All that being said, beta-caryophyllene is a powerful inflammation, pain and anxiety reducing compound that could rival the various benefits of CBD oil. If you're looking for relief from any of these ailments, if you're debating between cobaiba vs CBD, it's worth a shot to try the cheaper alternative of copaiba first.
There are many different copaiba oil uses thanks to its many benefits we've covered above. Typically, copaiba is either diffused, ingested or topically applied.
Diffusing copaiba oil is a great way to get all the benefits of its therapeutic compounds, especially the anxiety reducing effects. Copaiba is great to diffuse on its own, or blended in with other woody or citrus oils such as cedarwood, patchouli or bergamot. This is a great way to soothe and calm your body and mind.
Some EO companies do produce a safe to ingest copaiba oil, such as Doterra's copaiba. They suggest adding one or two drops to water, juice or tea, to help support the cardiovascular, immune, respiratory and digestive systems. Of course you always want to be careful when ingesting essential oils and consult a doctor.
Many folks find relief from pain and inflammation using copaiba topically, direct on their skin. You always want to dilute essential oils before use on the skin using a carrier oil, so make sure you do that. Also test a small amount to make sure you don't have a reaction before using it, and never use on sensitive areas or open wounds. That being said, copaiba is a great oil for reliving pain from injury and disease such as arthritis.
Most essential oil companies produce copaiba oil, including the larger companies like Young Living or DoTerra. You may also find copaiba in some blends that smaller companies produce. Regardless of where you get your essential oils you want to make sure you buy from a trusted brand that ensures the quality, purity and overall safety of the product.
Our favourite essential oil company right now is Revive EO! They publicly publish their third party tested GC/MS reports to verify the purity of their products.
Peppermint oil is a great oil to have around the house for many different uses: diffusing, cooking, roll-on for headaches and more.
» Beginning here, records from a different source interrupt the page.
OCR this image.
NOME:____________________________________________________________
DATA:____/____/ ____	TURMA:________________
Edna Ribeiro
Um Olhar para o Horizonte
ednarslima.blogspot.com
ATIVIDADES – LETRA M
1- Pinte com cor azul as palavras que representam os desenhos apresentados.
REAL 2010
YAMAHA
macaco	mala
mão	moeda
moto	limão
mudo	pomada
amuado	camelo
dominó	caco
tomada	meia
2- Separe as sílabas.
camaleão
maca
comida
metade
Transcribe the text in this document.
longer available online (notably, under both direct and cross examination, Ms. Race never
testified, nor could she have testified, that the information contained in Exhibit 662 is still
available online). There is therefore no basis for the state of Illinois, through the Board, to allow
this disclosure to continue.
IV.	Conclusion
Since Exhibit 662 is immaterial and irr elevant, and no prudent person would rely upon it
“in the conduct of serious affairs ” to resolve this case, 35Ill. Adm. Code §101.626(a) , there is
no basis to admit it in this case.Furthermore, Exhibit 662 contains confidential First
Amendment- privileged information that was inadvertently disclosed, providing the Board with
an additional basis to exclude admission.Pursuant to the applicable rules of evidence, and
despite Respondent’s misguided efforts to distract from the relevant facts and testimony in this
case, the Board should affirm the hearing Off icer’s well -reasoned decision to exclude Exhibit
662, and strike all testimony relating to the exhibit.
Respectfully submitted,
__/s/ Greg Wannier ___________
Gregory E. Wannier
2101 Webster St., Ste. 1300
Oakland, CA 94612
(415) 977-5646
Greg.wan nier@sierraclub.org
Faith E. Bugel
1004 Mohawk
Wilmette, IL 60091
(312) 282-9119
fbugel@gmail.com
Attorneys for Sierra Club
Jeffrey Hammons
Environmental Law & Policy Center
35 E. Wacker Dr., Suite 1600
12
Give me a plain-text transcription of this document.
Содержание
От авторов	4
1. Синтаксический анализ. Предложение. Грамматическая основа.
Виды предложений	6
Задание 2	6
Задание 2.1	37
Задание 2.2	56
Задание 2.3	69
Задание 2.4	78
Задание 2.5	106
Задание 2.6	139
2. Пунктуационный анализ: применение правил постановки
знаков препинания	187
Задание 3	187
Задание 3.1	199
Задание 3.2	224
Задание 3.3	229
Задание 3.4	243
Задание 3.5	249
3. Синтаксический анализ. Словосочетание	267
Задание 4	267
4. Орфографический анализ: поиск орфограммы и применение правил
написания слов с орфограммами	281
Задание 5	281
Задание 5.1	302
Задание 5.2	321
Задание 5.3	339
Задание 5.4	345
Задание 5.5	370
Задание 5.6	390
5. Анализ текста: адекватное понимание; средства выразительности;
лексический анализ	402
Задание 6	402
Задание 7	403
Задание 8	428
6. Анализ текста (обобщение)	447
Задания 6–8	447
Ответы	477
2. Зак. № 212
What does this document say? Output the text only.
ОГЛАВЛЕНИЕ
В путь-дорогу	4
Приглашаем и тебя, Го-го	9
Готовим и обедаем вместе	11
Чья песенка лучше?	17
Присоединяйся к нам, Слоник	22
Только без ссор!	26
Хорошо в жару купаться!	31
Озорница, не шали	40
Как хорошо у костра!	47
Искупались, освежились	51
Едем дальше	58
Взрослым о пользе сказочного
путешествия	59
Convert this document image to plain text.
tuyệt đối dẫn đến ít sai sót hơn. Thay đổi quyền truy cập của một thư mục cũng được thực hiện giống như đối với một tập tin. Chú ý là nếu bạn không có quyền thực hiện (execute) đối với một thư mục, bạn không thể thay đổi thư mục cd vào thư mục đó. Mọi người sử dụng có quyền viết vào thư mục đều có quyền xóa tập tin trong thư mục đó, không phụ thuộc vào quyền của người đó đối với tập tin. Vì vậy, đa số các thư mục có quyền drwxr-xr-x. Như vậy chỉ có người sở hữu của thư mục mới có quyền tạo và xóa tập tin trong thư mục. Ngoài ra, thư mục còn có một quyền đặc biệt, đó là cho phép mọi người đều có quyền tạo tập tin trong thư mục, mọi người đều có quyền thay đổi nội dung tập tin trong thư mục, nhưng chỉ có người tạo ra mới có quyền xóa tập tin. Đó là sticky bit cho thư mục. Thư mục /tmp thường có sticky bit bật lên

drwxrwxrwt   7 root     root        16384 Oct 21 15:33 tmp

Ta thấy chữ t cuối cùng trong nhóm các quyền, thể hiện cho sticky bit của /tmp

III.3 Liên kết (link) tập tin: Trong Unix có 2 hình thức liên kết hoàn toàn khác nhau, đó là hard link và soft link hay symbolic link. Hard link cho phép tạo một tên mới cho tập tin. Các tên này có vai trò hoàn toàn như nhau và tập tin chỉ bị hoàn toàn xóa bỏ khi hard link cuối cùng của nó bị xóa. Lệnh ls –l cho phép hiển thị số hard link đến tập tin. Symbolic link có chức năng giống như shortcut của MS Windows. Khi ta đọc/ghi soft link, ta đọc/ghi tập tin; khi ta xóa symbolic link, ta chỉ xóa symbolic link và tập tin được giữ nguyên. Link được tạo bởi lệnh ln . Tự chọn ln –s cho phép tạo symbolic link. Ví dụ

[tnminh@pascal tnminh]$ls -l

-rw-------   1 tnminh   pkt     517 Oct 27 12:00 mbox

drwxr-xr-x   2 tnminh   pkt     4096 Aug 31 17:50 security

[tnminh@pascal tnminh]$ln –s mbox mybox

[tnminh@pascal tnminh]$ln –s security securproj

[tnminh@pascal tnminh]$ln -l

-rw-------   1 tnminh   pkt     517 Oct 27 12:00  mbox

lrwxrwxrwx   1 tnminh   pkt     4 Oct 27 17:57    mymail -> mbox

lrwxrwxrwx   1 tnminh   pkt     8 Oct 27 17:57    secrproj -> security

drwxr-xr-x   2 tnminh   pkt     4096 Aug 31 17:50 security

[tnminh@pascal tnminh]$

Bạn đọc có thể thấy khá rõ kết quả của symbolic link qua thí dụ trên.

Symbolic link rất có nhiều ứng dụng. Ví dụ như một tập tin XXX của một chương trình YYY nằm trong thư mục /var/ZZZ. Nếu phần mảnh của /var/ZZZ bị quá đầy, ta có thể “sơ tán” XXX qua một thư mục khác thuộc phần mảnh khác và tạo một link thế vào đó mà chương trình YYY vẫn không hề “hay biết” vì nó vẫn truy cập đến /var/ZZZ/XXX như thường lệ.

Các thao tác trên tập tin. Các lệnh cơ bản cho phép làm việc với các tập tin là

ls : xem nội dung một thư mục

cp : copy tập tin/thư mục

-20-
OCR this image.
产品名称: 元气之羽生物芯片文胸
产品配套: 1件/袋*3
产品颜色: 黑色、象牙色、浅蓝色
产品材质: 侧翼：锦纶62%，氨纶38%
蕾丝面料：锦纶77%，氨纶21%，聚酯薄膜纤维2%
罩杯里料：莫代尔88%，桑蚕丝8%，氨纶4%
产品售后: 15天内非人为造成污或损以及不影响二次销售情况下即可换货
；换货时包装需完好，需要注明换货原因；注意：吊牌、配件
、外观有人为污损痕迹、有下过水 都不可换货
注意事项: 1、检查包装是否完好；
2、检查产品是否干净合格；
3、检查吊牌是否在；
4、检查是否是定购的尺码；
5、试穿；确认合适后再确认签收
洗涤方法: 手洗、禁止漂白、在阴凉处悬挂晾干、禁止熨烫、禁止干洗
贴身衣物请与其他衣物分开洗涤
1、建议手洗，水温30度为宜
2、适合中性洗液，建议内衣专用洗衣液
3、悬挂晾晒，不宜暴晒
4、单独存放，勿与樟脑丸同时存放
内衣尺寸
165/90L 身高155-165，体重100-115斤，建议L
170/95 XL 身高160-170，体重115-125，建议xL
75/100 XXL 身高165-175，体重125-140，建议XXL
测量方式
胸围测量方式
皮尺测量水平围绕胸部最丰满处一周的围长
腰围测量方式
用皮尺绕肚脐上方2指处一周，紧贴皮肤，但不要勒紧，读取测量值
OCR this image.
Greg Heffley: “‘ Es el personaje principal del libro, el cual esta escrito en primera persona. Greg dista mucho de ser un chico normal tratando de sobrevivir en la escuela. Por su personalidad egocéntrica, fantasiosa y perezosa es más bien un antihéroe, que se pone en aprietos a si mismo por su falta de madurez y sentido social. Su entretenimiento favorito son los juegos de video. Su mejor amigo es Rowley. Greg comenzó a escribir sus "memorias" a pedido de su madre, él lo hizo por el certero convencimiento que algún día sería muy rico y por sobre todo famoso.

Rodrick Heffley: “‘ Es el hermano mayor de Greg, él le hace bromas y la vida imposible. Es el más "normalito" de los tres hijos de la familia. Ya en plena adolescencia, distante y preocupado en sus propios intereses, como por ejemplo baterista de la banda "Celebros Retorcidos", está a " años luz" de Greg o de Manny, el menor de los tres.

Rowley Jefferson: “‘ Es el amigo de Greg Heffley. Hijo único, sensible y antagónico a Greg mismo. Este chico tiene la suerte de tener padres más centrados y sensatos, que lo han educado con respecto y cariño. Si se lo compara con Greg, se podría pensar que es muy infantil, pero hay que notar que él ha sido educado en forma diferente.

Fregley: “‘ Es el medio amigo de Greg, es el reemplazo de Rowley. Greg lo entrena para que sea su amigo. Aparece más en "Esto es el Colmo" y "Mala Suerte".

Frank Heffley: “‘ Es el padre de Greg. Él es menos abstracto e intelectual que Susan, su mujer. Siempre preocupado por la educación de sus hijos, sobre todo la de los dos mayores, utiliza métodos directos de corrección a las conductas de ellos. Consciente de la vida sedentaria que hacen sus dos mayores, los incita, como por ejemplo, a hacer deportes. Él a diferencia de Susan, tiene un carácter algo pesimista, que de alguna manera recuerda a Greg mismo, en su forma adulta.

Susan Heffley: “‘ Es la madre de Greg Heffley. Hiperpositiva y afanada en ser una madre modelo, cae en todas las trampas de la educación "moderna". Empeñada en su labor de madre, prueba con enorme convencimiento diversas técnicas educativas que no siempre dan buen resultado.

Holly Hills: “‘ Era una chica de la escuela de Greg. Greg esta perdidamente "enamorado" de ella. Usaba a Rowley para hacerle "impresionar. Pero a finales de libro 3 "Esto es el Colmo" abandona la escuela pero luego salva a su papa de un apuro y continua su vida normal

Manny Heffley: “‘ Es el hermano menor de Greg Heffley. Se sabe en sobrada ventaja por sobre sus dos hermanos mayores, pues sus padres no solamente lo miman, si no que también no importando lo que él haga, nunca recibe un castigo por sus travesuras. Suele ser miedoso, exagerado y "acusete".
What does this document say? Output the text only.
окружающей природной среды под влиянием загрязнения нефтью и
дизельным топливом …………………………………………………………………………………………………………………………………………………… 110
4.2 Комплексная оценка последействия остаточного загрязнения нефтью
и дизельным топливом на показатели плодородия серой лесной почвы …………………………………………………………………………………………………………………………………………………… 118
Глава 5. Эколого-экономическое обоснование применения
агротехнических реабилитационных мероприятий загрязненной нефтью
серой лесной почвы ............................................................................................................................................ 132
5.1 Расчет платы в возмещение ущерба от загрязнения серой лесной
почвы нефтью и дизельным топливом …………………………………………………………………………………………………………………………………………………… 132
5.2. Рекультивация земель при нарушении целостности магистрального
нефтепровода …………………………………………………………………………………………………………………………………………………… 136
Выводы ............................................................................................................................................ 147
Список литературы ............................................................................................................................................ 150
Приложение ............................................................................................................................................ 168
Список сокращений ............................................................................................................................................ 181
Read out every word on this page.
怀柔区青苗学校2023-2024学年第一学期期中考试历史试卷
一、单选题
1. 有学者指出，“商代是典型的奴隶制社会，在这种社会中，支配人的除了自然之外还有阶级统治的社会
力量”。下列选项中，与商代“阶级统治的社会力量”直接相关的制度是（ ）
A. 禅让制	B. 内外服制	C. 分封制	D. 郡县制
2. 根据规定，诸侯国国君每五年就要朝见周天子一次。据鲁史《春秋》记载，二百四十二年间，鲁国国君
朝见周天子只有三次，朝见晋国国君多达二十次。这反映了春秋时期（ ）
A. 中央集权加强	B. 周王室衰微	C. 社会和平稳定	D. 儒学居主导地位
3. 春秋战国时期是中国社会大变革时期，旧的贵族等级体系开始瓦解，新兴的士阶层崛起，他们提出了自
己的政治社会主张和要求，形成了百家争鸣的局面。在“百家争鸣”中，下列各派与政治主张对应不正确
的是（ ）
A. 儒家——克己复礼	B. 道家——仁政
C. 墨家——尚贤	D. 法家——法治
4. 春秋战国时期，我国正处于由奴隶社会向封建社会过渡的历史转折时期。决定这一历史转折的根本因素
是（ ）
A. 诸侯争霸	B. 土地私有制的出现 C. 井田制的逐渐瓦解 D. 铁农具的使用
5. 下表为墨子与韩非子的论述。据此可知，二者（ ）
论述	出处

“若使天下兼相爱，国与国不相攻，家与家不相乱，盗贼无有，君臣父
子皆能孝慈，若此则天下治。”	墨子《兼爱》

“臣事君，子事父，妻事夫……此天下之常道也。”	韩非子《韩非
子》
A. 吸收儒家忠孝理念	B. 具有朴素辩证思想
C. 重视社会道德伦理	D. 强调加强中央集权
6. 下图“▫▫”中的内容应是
Revive's peppermint is sourced from right here in the USA and is some of the highest quality peppermint you can get. We love using peppermint in cleaning products to add a fresh scent around the house. It's also great for treating headaches and colds and flus.
Copaiba does not itself contain CBD. However, it contains high concentrations of beta-caryophyllene, a terpene cannabinoid that is shown to reduce pain and inflammation.
Many people find pain relief from joint and muscle aches by diluting copaiba oil with a carrier oil such as avocado, and applying it directly to the skin. The dilution does vary depending on use, but a safe place to start would be diluting 10 drops of oil into 10ml of carrier oil.
While primarily used for inflammation and pain, copaiba is also a great essential oil for use in reducing anxiety, thanks to the calming and soothing properties of the terpenes like caryophyllene. A combination of copaiba and lavender makes a great calming blend of aromas.
Depending on how you react to the essential oil, and how you use ut, there can be some side effects from using copaiba. When ingested, side efffects could include stomach pains, vomiting, diarrhea, rash and sleeplessness when ingested. When used topically on the skin, it can produce redness itching and a rash. It's also never recommended to use while pregnant, breast-feeding or on babies. Remember - essential oils are powerful compounds and should be used carefully and with the advice from a physician.